The reason you felt that heart pounding, that weakness, those emotions crashing in like waves — at its core, it’s anxiety.

Why you’re anxious, I know very well. The broader environment is difficult. Income is weak. You feel lost about your future and worried about your family.

But do you understand something? Life itself is three peaks and nine valleys — winding, twisting, never a straight line.

In the past, you made money when your fortune (运势) was with you. Once the tide of fortune shifts, of course the glory of those days can’t easily return. That’s entirely normal.

Just like how so many people today look back on 2013–2019 with warmth and longing — those years felt golden and charged with energy, money seemed to flow effortlessly.

But how many people can truly understand that those years were the magnificent result of history, of the era, of vast cosmic forces all converging at once — and that we ordinary folk simply happened to be standing where the current was strongest, so we caught some of its benefits.

Now, all of that has returned to stillness. And our lives should return to the ordinary, too.

What is ordinary?

You have a job that lets you support your family through honest work. You have a warm, modest home to rest and recover in. You have some savings as a safety net for hard times. You have family and friends who care about you.

This is already a very well-provisioned version of ordinary.

You may not have much — but you have enough for stability.

But if you insist on a penthouse in the city center, if you’ll only drive a BBA (BMW, Benz, or Audi), if your children must attend an international school, if your clothes must carry a prestige label — that is forcing the world to be something it isn’t.

And in this world, the moment you enter that state of “forcing,” you will inevitably face enormous risk and a psychological reckoning.

So: recognize the times for what they are. Recognize yourself for who you are. And your inner demons will dissolve on their own.


4

This afternoon, I deliberately set my work aside and invited him to go fishing.

Two middle-aged men. The river before us, boats passing back and forth. A rare warm winter sun overhead. One rod each. Four hours.

I won’t hide it — we barely caught anything all afternoon. The few fish we did land, we released right back into the water.
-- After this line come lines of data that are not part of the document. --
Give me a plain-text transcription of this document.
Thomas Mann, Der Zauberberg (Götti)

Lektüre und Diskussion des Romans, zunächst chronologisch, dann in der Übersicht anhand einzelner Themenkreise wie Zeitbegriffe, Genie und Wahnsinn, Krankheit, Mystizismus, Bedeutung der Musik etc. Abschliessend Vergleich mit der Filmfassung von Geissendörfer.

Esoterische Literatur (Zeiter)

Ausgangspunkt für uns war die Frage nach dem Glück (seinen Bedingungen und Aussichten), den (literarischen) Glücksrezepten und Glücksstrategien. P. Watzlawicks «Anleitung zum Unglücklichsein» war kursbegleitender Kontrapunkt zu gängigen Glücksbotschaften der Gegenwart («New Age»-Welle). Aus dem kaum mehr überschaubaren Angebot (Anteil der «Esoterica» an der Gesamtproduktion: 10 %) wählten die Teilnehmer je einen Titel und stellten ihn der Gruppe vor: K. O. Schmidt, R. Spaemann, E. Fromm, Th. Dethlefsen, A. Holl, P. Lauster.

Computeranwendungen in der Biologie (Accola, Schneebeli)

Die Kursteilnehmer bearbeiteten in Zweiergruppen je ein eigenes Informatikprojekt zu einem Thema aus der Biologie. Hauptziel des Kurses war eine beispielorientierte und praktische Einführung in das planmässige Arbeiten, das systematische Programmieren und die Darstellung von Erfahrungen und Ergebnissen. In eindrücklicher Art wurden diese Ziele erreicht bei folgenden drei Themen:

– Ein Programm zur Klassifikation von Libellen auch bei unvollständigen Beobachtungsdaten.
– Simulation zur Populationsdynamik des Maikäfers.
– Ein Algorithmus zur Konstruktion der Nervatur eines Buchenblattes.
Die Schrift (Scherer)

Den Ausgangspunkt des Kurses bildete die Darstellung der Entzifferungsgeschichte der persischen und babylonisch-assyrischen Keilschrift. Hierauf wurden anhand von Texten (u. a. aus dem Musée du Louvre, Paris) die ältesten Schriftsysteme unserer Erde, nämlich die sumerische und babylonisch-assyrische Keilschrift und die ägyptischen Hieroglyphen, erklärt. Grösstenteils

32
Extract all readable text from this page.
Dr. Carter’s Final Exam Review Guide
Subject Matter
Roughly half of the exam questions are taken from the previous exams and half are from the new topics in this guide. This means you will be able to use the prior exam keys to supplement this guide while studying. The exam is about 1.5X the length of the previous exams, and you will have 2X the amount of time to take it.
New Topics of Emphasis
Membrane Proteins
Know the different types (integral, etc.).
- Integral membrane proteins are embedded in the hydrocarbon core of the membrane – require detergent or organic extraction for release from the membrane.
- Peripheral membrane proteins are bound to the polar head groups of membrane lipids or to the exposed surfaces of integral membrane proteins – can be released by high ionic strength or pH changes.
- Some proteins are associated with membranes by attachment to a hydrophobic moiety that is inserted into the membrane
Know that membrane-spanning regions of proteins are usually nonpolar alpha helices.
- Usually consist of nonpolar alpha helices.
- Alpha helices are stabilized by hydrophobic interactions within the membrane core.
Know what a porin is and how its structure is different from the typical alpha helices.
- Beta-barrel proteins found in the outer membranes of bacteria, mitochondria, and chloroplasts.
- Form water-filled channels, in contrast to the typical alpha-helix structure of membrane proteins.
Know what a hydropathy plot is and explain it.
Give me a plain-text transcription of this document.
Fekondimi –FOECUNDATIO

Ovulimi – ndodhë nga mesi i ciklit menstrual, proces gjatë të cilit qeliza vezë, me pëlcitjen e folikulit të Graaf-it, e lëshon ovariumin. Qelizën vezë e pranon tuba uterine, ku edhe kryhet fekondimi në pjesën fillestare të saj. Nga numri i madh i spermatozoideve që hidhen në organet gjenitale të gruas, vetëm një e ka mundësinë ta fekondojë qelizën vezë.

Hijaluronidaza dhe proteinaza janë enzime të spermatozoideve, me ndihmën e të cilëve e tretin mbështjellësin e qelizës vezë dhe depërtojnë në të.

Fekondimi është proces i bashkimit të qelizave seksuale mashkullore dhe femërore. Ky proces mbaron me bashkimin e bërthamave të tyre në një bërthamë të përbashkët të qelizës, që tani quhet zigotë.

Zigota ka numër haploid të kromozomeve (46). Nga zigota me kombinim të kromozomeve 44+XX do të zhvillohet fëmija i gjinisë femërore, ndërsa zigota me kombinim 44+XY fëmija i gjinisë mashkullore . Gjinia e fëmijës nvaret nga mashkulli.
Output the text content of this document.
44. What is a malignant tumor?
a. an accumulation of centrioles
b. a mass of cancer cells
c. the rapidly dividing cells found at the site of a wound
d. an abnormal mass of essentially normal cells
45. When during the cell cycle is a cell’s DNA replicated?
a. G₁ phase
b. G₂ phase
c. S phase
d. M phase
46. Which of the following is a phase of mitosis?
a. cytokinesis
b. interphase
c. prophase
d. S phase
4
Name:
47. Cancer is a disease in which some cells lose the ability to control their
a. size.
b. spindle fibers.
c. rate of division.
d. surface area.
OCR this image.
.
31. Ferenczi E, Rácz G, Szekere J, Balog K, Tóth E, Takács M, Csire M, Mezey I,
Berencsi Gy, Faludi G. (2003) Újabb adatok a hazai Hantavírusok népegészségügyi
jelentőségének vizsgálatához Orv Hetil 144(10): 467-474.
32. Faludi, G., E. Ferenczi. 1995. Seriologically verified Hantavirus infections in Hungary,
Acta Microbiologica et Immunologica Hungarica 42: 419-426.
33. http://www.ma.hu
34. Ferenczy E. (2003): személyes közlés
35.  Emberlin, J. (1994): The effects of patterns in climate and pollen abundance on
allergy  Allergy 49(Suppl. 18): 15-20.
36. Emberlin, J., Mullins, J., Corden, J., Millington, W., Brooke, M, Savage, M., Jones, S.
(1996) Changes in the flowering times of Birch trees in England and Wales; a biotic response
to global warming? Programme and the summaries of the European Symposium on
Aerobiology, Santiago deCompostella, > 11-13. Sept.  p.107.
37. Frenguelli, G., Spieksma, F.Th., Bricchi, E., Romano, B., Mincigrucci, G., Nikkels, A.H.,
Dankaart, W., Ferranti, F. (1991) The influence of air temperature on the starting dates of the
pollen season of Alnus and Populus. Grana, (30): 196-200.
Honestly, fishing is a remarkable thing. It genuinely settles the emotions.

Something else happened that was worth noting. While we sat there, someone suddenly patted me on the shoulder.

I turned around — and it was a senior leader I’ve always called Uncle. A man of three highs, as they say.

Three highs? Rank, position, and stature.

If you grew up in Shanghai, his name would ring like thunder. The man built an extraordinary amount, left a mark that doesn’t fade.

Now, all the glamour of that era has washed away. He’s returned to his roots — an ordinary old man with a wide-brimmed hat and a tackle box.

Yes. Life is exactly like this. Aside from those thirty or forty years in the thick of battle — when you truly reach your sixties and seventies, isn’t it just ordinary days after all?

A home. A meal. Your health. Your family safe.

That is the greatest happiness there is.


5

Lately, whether it’s people who come to me for a BaZi (Four Pillars of Destiny) reading, or friends seeking insight into their annual fortune cycle (流年气运) — almost everyone asks me the same question:

Master, will there come a day when things get better?

Every time I see this, I smile with a kind of calm ease and say: Yes.

As long as you can embrace the ordinary — every single day, we will keep getting better.